One additional young monkey also provided one eye for the ICLE procedure (ICLE, n = 1), with its opposite eye iridectomized but otherwise surgically untouched; however, this monkey was not euthanatized and was retained for another study. Therefore, this eye did not undergo morphologic examination. Another older monkey contributed one eye to the ICLE group and, in a subsequent surgery, contributed the opposite eye to the ECLE group. Surgery in this monkey’s second eye was allowed by the veterinary staff of our institution and the Institutional Animal Care and Use Committee, since the surgery was performed at a separate time point from the first eye, and cognitive behavior was observed by laboratory personnel and veterinary staff, to ensure that the animal was functioning normally before and after surgery. If signs of visual or other distress had been observed, the animal would have been euthanatized. However, no overt signs of distress were noted in any animal. Both of these eyes underwent morphologic examination.
In each of the five remaining monkeys (three young; two older), surgical procedures were performed initially in one eye (ICLE, n = 3; ECLE, n = 2). However, the postsurgical clinical examination of these five eyes uncovered surgical or technical complications that likely would have affected the accommodative apparatus in ways not intended by the surgery protocols, which were designed to disrupt specific parts of the accommodative apparatus. These complications were ciliary body degeneration (n = 2, ICLE), severing of the posterior zonular attachments (n = 1, ICLE), and perforation of the posterior capsule, capsular fibrosis, and lens cell regrowth with pronounced presence of pearls and Soemmering’s ring (n = 2, ECLE). Therefore, the decision was made, before postsurgical imaging, not to include postsurgical imaging data for these five eyes in the study. Subsequently, in each of these five monkeys, the contralateral eye also underwent surgery (ICLE, n = 3; ECLE, n = 2). These eyes were free of postsurgical complications, based on clinical examination, and the postsurgical imaging of these eyes was completed according to protocol. Again, cognitive behavior was observed for overt signs of distress after surgery in the second eye. However, the animals’ function in their cage environment appeared normal. For the older animals, the loss in accommodative ability (through either ECLE or ICLE) was not really a change since most, if not all, of their ability to accommodate had already been lost. For the younger animals, this meant an adjustment to the presbyopic condition at an earlier age. These eyes (young and older), being aphakic after surgery, lost distance acuity as well. However, because the monkeys were housed in a room within the animal care facility, their visual space and need for far distance vision was limited accordingly, and thus any aftereffects on the monkeys of this surgically induced loss of distance vision were reduced. The second eye for surgery did not appear to adversely affect the monkey’s ability to function normally within the caged environment, as determined by daily observation by both laboratory and veterinary staff. The strategy of using the second eye in these monkeys, under the careful constraints indicated, avoided major intracranial surgery in additional monkeys. All the eyes included in the study underwent morphologic examination.

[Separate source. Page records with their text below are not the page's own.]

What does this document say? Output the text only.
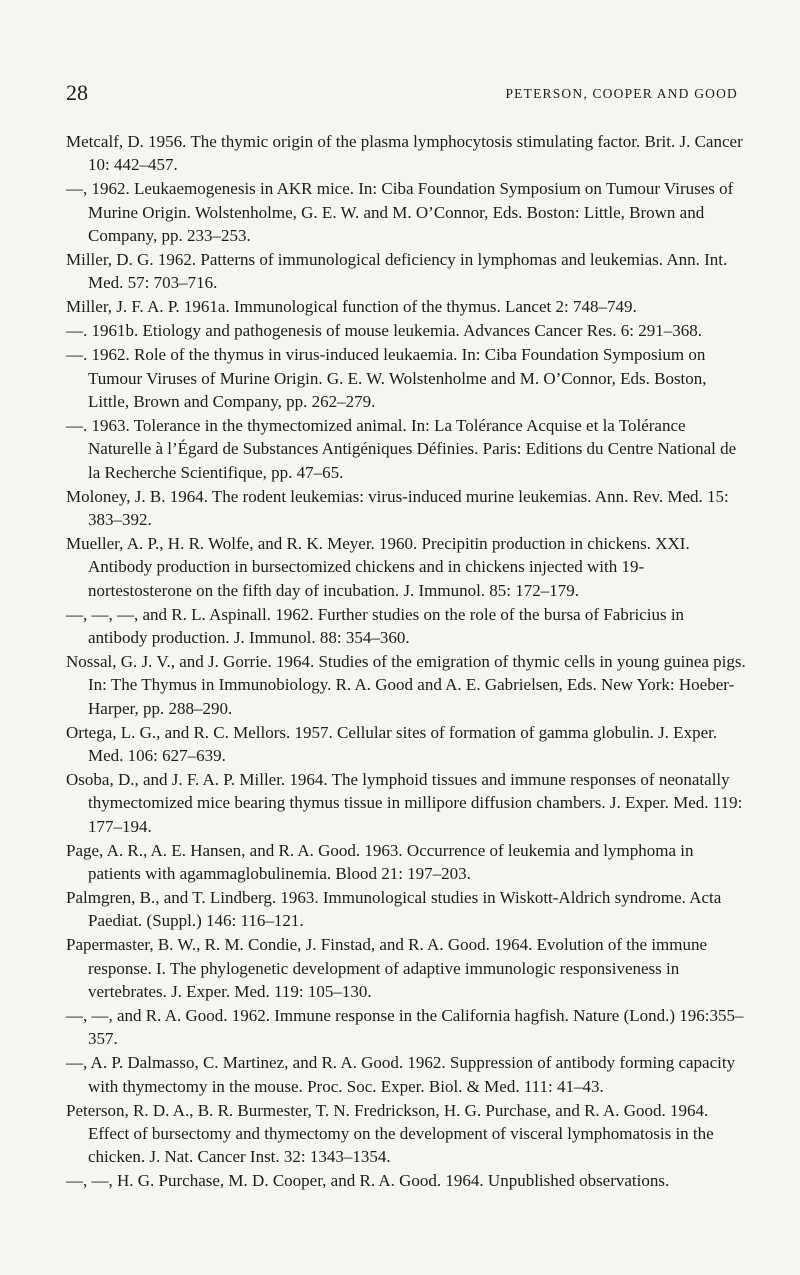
28	PETERSON, COOPER AND GOOD
Metcalf, D. 1956. The thymic origin of the plasma lymphocytosis stimulating factor. Brit. J. Cancer 10: 442–457.
—, 1962. Leukaemogenesis in AKR mice. In: Ciba Foundation Symposium on Tumour Viruses of Murine Origin. Wolstenholme, G. E. W. and M. O’Connor, Eds. Boston: Little, Brown and Company, pp. 233–253.
Miller, D. G. 1962. Patterns of immunological deficiency in lymphomas and leukemias. Ann. Int. Med. 57: 703–716.
Miller, J. F. A. P. 1961a. Immunological function of the thymus. Lancet 2: 748–749.
—. 1961b. Etiology and pathogenesis of mouse leukemia. Advances Cancer Res. 6: 291–368.
—. 1962. Role of the thymus in virus-induced leukaemia. In: Ciba Foundation Symposium on Tumour Viruses of Murine Origin. G. E. W. Wolstenholme and M. O’Connor, Eds. Boston, Little, Brown and Company, pp. 262–279.
—. 1963. Tolerance in the thymectomized animal. In: La Tolérance Acquise et la Tolérance Naturelle à l’Égard de Substances Antigéniques Définies. Paris: Editions du Centre National de la Recherche Scientifique, pp. 47–65.
Moloney, J. B. 1964. The rodent leukemias: virus-induced murine leukemias. Ann. Rev. Med. 15: 383–392.
Mueller, A. P., H. R. Wolfe, and R. K. Meyer. 1960. Precipitin production in chickens. XXI. Antibody production in bursectomized chickens and in chickens injected with 19-nortestosterone on the fifth day of incubation. J. Immunol. 85: 172–179.
—, —, —, and R. L. Aspinall. 1962. Further studies on the role of the bursa of Fabricius in antibody production. J. Immunol. 88: 354–360.
Nossal, G. J. V., and J. Gorrie. 1964. Studies of the emigration of thymic cells in young guinea pigs. In: The Thymus in Immunobiology. R. A. Good and A. E. Gabrielsen, Eds. New York: Hoeber-Harper, pp. 288–290.
Ortega, L. G., and R. C. Mellors. 1957. Cellular sites of formation of gamma globulin. J. Exper. Med. 106: 627–639.
Osoba, D., and J. F. A. P. Miller. 1964. The lymphoid tissues and immune responses of neonatally thymectomized mice bearing thymus tissue in millipore diffusion chambers. J. Exper. Med. 119: 177–194.
Page, A. R., A. E. Hansen, and R. A. Good. 1963. Occurrence of leukemia and lymphoma in patients with agammaglobulinemia. Blood 21: 197–203.
Palmgren, B., and T. Lindberg. 1963. Immunological studies in Wiskott-Aldrich syndrome. Acta Paediat. (Suppl.) 146: 116–121.
Papermaster, B. W., R. M. Condie, J. Finstad, and R. A. Good. 1964. Evolution of the immune response. I. The phylogenetic development of adaptive immunologic responsiveness in vertebrates. J. Exper. Med. 119: 105–130.
—, —, and R. A. Good. 1962. Immune response in the California hagfish. Nature (Lond.) 196:355–357.
—, A. P. Dalmasso, C. Martinez, and R. A. Good. 1962. Suppression of antibody forming capacity with thymectomy in the mouse. Proc. Soc. Exper. Biol. & Med. 111: 41–43.
Peterson, R. D. A., B. R. Burmester, T. N. Fredrickson, H. G. Purchase, and R. A. Good. 1964. Effect of bursectomy and thymectomy on the development of visceral lymphomatosis in the chicken. J. Nat. Cancer Inst. 32: 1343–1354.
—, —, H. G. Purchase, M. D. Cooper, and R. A. Good. 1964. Unpublished observations.
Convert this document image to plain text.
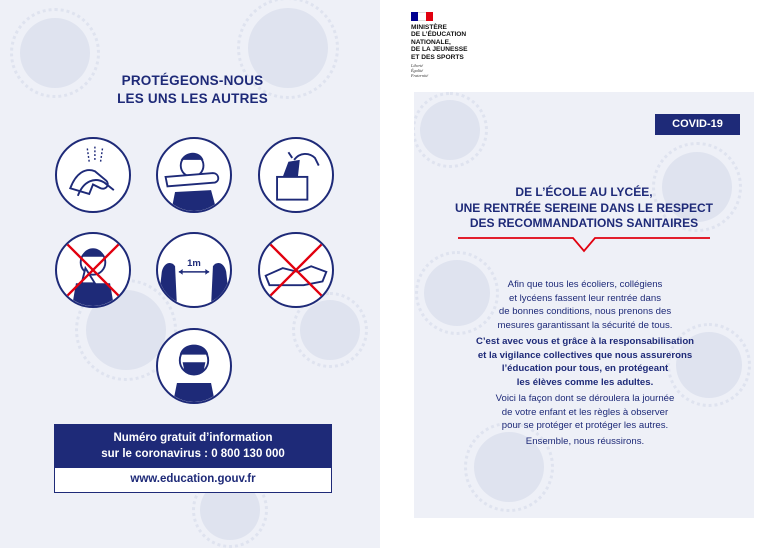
PROTÉGEONS-NOUS
LES UNS LES AUTRES
1m
Numéro gratuit d’information
sur le coronavirus : 0 800 130 000
www.education.gouv.fr
MINISTÈRE
DE L’ÉDUCATION
NATIONALE,
DE LA JEUNESSE
ET DES SPORTS
Liberté
Égalité
Fraternité
COVID-19
DE L’ÉCOLE AU LYCÉE,
UNE RENTRÉE SEREINE DANS LE RESPECT
DES RECOMMANDATIONS SANITAIRES
Afin que tous les écoliers, collégiens
et lycéens fassent leur rentrée dans
de bonnes conditions, nous prenons des
mesures garantissant la sécurité de tous.
C’est avec vous et grâce à la responsabilisation
et la vigilance collectives que nous assurerons
l’éducation pour tous, en protégeant
les élèves comme les adultes.
Voici la façon dont se déroulera la journée
de votre enfant et les règles à observer
pour se protéger et protéger les autres.
Ensemble, nous réussirons.
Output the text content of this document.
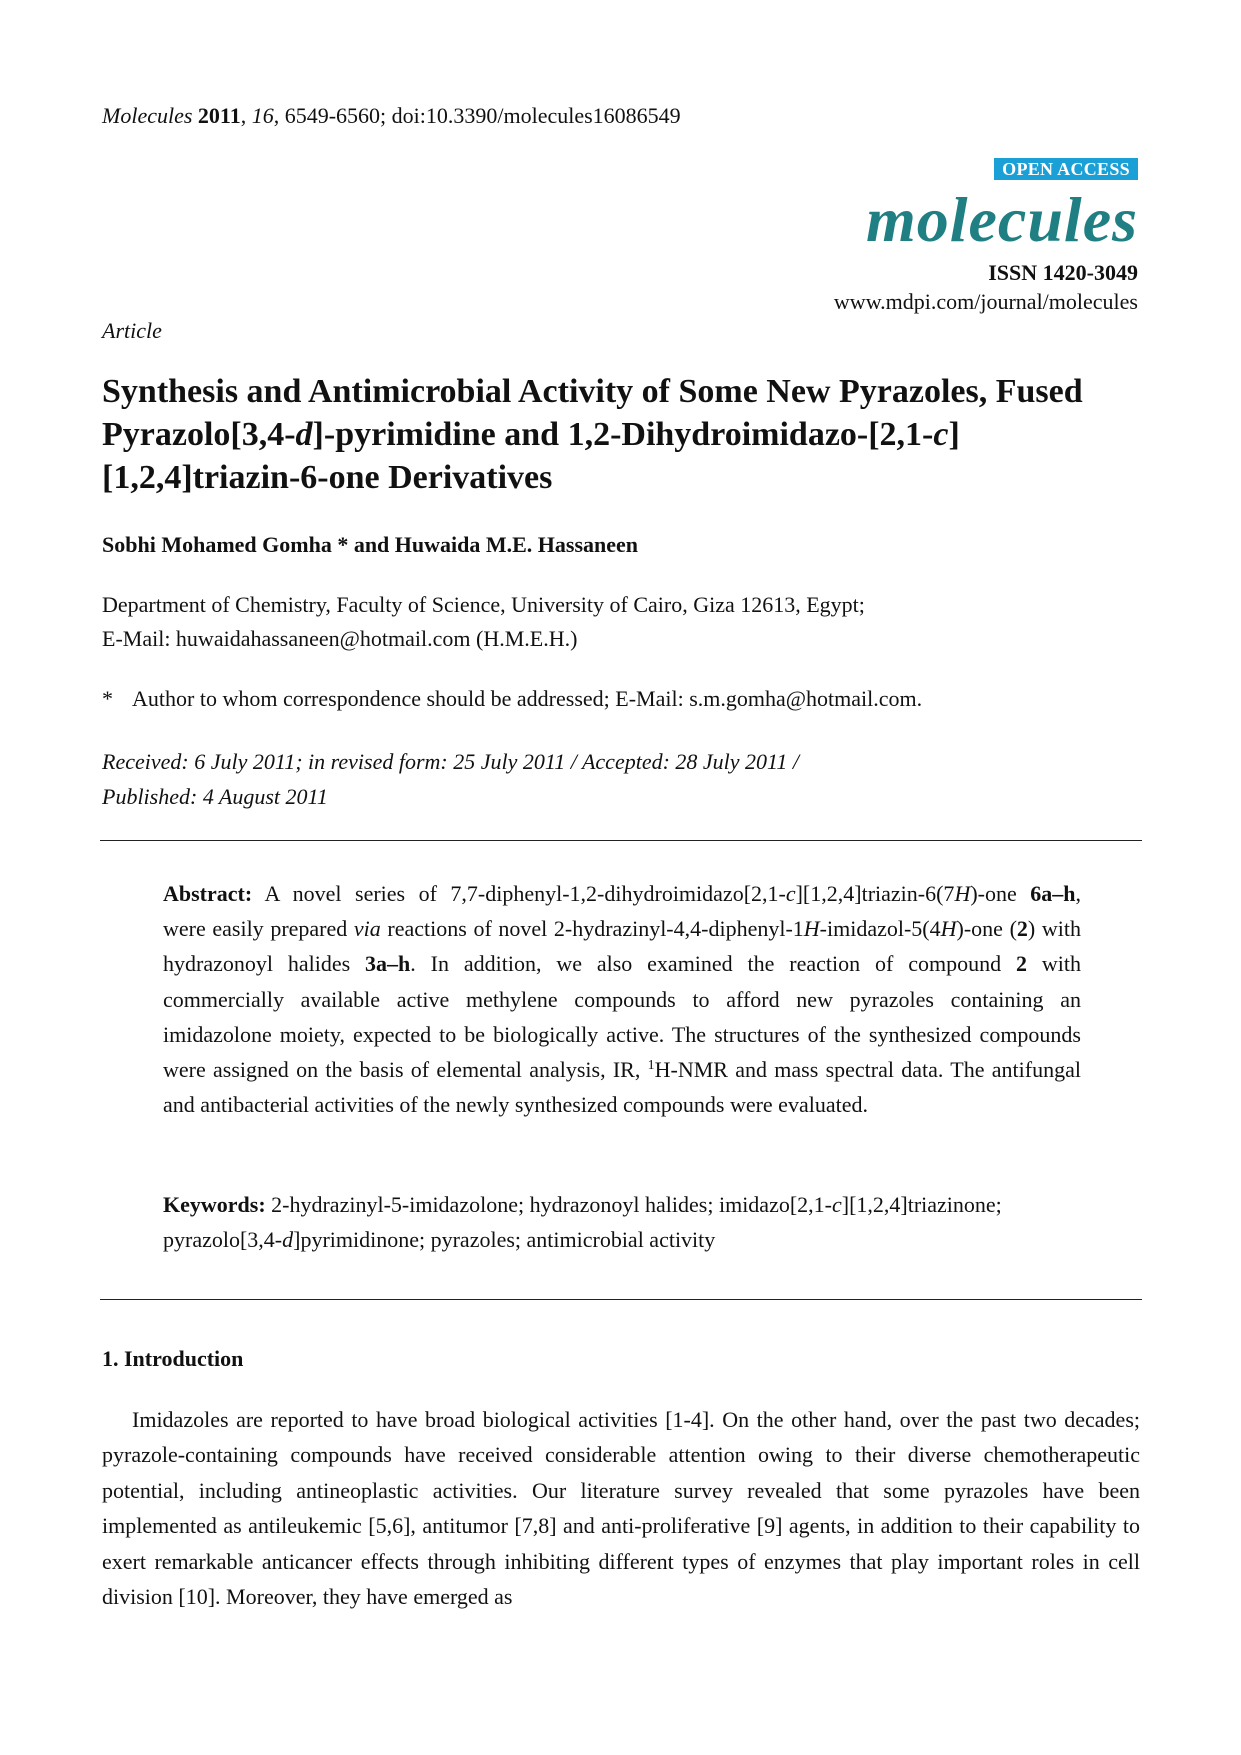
Molecules 2011, 16, 6549-6560; doi:10.3390/molecules16086549
OPEN ACCESS
molecules
ISSN 1420-3049
www.mdpi.com/journal/molecules
Article
Synthesis and Antimicrobial Activity of Some New Pyrazoles, Fused Pyrazolo[3,4-d]-pyrimidine and 1,2-Dihydroimidazo-[2,1-c][1,2,4]triazin-6-one Derivatives
Sobhi Mohamed Gomha * and Huwaida M.E. Hassaneen
Department of Chemistry, Faculty of Science, University of Cairo, Giza 12613, Egypt;
E-Mail: huwaidahassaneen@hotmail.com (H.M.E.H.)
* Author to whom correspondence should be addressed; E-Mail: s.m.gomha@hotmail.com.
Received: 6 July 2011; in revised form: 25 July 2011 / Accepted: 28 July 2011 /
Published: 4 August 2011

Abstract: A novel series of 7,7-diphenyl-1,2-dihydroimidazo[2,1-c][1,2,4]triazin-6(7H)-one 6a–h, were easily prepared via reactions of novel 2-hydrazinyl-4,4-diphenyl-1H-imidazol-5(4H)-one (2) with hydrazonoyl halides 3a–h. In addition, we also examined the reaction of compound 2 with commercially available active methylene compounds to afford new pyrazoles containing an imidazolone moiety, expected to be biologically active. The structures of the synthesized compounds were assigned on the basis of elemental analysis, IR, $^1$H-NMR and mass spectral data. The antifungal and antibacterial activities of the newly synthesized compounds were evaluated.

Keywords: 2-hydrazinyl-5-imidazolone; hydrazonoyl halides; imidazo[2,1-c][1,2,4]triazinone; pyrazolo[3,4-d]pyrimidinone; pyrazoles; antimicrobial activity

1. Introduction

Imidazoles are reported to have broad biological activities [1-4]. On the other hand, over the past two decades; pyrazole-containing compounds have received considerable attention owing to their diverse chemotherapeutic potential, including antineoplastic activities. Our literature survey revealed that some pyrazoles have been implemented as antileukemic [5,6], antitumor [7,8] and anti-proliferative [9] agents, in addition to their capability to exert remarkable anticancer effects through inhibiting different types of enzymes that play important roles in cell division [10]. Moreover, they have emerged as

In summary, 26 eyes from 25 monkeys were used in the study: eight eyes were used solely to obtain measurements for calculating normal CP velocity and lens centripetal movements; 18 eyes from the remaining 17 monkeys underwent successful surgical procedures: ICLE (nine monkey eyes; five young, four older), ECLE (five monkey eyes; three young, two older), and ARZ (four monkey eyes; one young, three older).